Particle Video Revisited: Tracking Through Occlusions Using Point Trajectories
This work addresses the problem of tracking pixels through occlusions in videos for applications like motion analysis, offering an incremental improvement by updating a classic method with modern techniques.
The paper tackles long-range pixel tracking in videos by revisiting the particle video approach, using modern components like dense cost maps and learned appearance updates, and achieves favorable results against state-of-the-art methods in trajectory estimation and keypoint propagation benchmarks.
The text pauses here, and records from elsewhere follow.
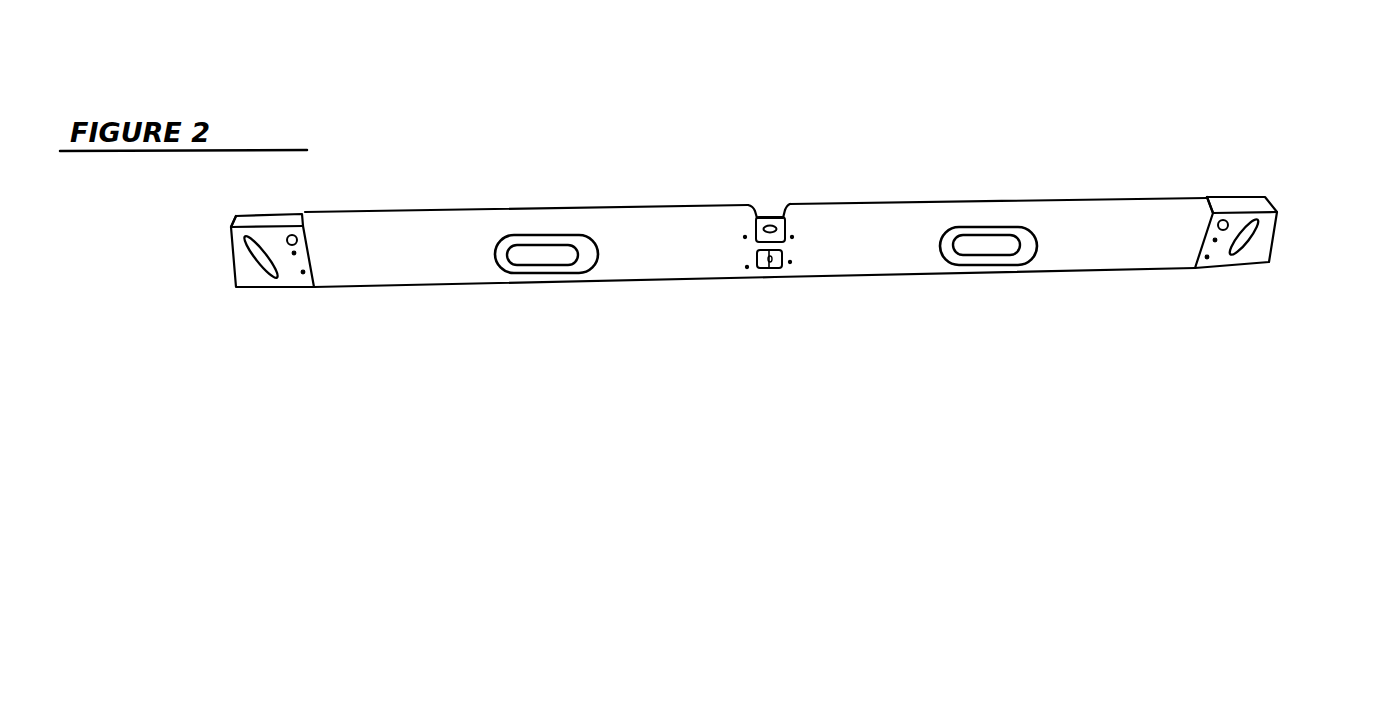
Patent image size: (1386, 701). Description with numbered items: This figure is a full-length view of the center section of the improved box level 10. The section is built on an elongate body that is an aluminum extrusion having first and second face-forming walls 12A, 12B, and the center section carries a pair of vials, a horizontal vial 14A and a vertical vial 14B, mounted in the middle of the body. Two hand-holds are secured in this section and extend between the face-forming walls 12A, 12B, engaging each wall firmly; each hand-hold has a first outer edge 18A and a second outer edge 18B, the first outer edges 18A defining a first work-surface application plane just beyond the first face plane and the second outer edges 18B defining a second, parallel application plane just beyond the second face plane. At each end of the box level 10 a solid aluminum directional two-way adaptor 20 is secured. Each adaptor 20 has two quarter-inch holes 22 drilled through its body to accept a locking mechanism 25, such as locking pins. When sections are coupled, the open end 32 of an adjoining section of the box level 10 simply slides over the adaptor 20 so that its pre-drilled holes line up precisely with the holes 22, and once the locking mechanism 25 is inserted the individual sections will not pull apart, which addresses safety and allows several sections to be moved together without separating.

The box level 10 is at (799, 328).
The first face-forming wall 12A is at (670, 260).
The second face-forming wall 12B is at (662, 205).
The horizontal vial 14A is at (762, 276).
The vertical vial 14B is at (763, 215).
The first outer edge of hand-hold 18A is at (533, 278).
The second outer edge of hand-hold 18B is at (498, 273).
The solid aluminum directional 2-way adaptor 20 is at (272, 287).
The quarter-inch holes 22 is at (310, 287).
The locking mechanism 25 is at (295, 259).
The open end 32 is at (310, 215).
Tracking pixels in videos is typically studied as an optical flow estimation problem, where every pixel is described with a displacement vector that locates it in the next frame. Even though wider temporal context is freely available, prior efforts to take this into account have yielded only small gains over 2-frame methods. In this paper, we revisit Sand and Teller's "particle video" approach, and study pixel tracking as a long-range motion estimation problem, where every pixel is described with a trajectory that locates it in multiple future frames. We re-build this classic approach using components that drive the current state-of-the-art in flow and object tracking, such as dense cost maps, iterative optimization, and learned appearance updates. We train our models using long-range amodal point trajectories mined from existing optical flow data that we synthetically augment with multi-frame occlusions. We test our approach in trajectory estimation benchmarks and in keypoint label propagation tasks, and compare favorably against state-of-the-art optical flow and feature tracking methods.